To spend even a few minutes speaking with ten-year-old Jaylyn is to bask in her obvious intelligence. This ten-year-old is passionate about animals, books, games, and gardening—and also politics, public safety, and building community. Fortunately, she’s found the perfect place to explore all her varied interests: Cleveland Public Library’s South Brooklyn Branch.
“This library makes me feel safe,” Jaylyn says. “I feel comfortable here, and I meet new friends. It’s a place for kids to hang out and live it up.”
Jaylyn, who is in fifth grade, takes advantages of South Brooklyn’s many offerings for young patrons. From the books—she especially loves the Goosebumps, Geronimo Stilton, and Harry Potter series, as well as educational books about animals—to movies, video games, pizza parties, and more, Jaylyn is a frequent and enthusiastic participant in the branch’s offerings.
“I call her a walking ice breaker,” says Ray Cruz, Library Assistant-Youth Emphasis at South Brooklyn. “The cool thing about Jaylyn is that she’s always willing to try new things, and she’s very engaging. She draws kids in who might be less comfortable. That’s one of the wonderful things about having her at the branch.”
According to Ray, Jaylyn has been visiting South Brooklyn regularly with her grandmother, Sue, for about the last five years. Sue appreciates the Library’s role in nurturing and challenging Jaylyn’s promising intellect.
“We come here a lot and search for books,” Sue says of Jaylyn. “She can’t get enough of them. She can read a book in one day—she’s a quick learner.”
“When I’m reading, I put myself in an alternate world. I put myself in the character’s shoes,” Jaylyn explains. “I think it’s important for people who maybe don’t have that kind of [natural] imagination to read. A book could be very important for them.”
A Dog-Help-Cat World
In school, Jaylyn’s favorite class is Language Arts. She also enjoys art and gardening classes, playing video games, and joining the programs Ray leads for youth at the branch. While she praises the entire staff at South Brooklyn, Jaylyn points to Ray as the staff member who has helped her most, from getting her signed up for a library card to leading game nights and more. Participating in these activities, it turns out, can add up to a lot more than mere fun and games.

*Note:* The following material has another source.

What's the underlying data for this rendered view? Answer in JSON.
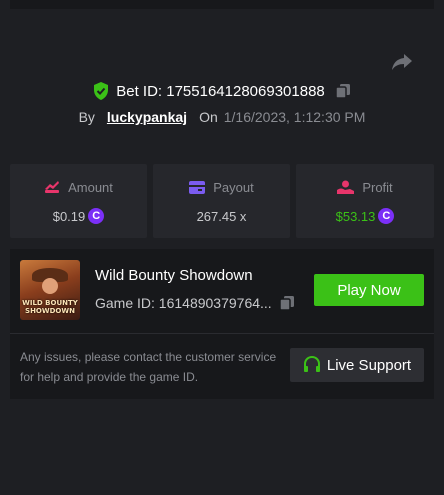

“Playing chess or board games is a way to get kids to sit around and talk,” Ray points out. “Our neighborhood doesn’t have a lot out there for kids and teens, so just having these outlets are constructive for kids’ social engagement.”
Ray has some new projects on the docket for the young patrons of South Brooklyn, such as a giant rock-paper-scissors game complete with an obstacle course mapped out on the floor. In January, he hopes to transform the meeting room into a life-sized game of Candy Land. He also holds pizza socials, video game days, and trivia activities for kids.
“We’ve developed close relationships with the kids and families who come in,” Ray says. “When you have that core group, it makes it easier for other kids to join in. And very often, Jaylyn is part of that.”
In fact, when asked what she loves most about South Brooklyn, Jaylyn doesn’t hesitate. “Just the people,” she says. “They’d have my back. The staff would do everything in their power to help people. It’s a dog-help-cat world.”
Of course, a kid as sharp as Jaylyn can’t help but have some constructive feedback for how to make the world—or South Brooklyn Branch—a better place. When asked, Jaylyn crafted an off-the-cuff wish list for the neighborhood library: new art supplies and games, more books, cooking classes, and perhaps more posters on the wall—to “spruce the place up a bit,” as she says.
It may be too early to know what career path young Jaylyn will choose, though it very well may involve animals. As she tells it, she once had her heart set on being a horse trainer, then she wanted to raise alpacas, and now she’s considering becoming a marine biologist. No matter what she decides, it’s clear that she’ll have a very bright future—and that the Library can help provide the resources, guidance, and community to help get her there.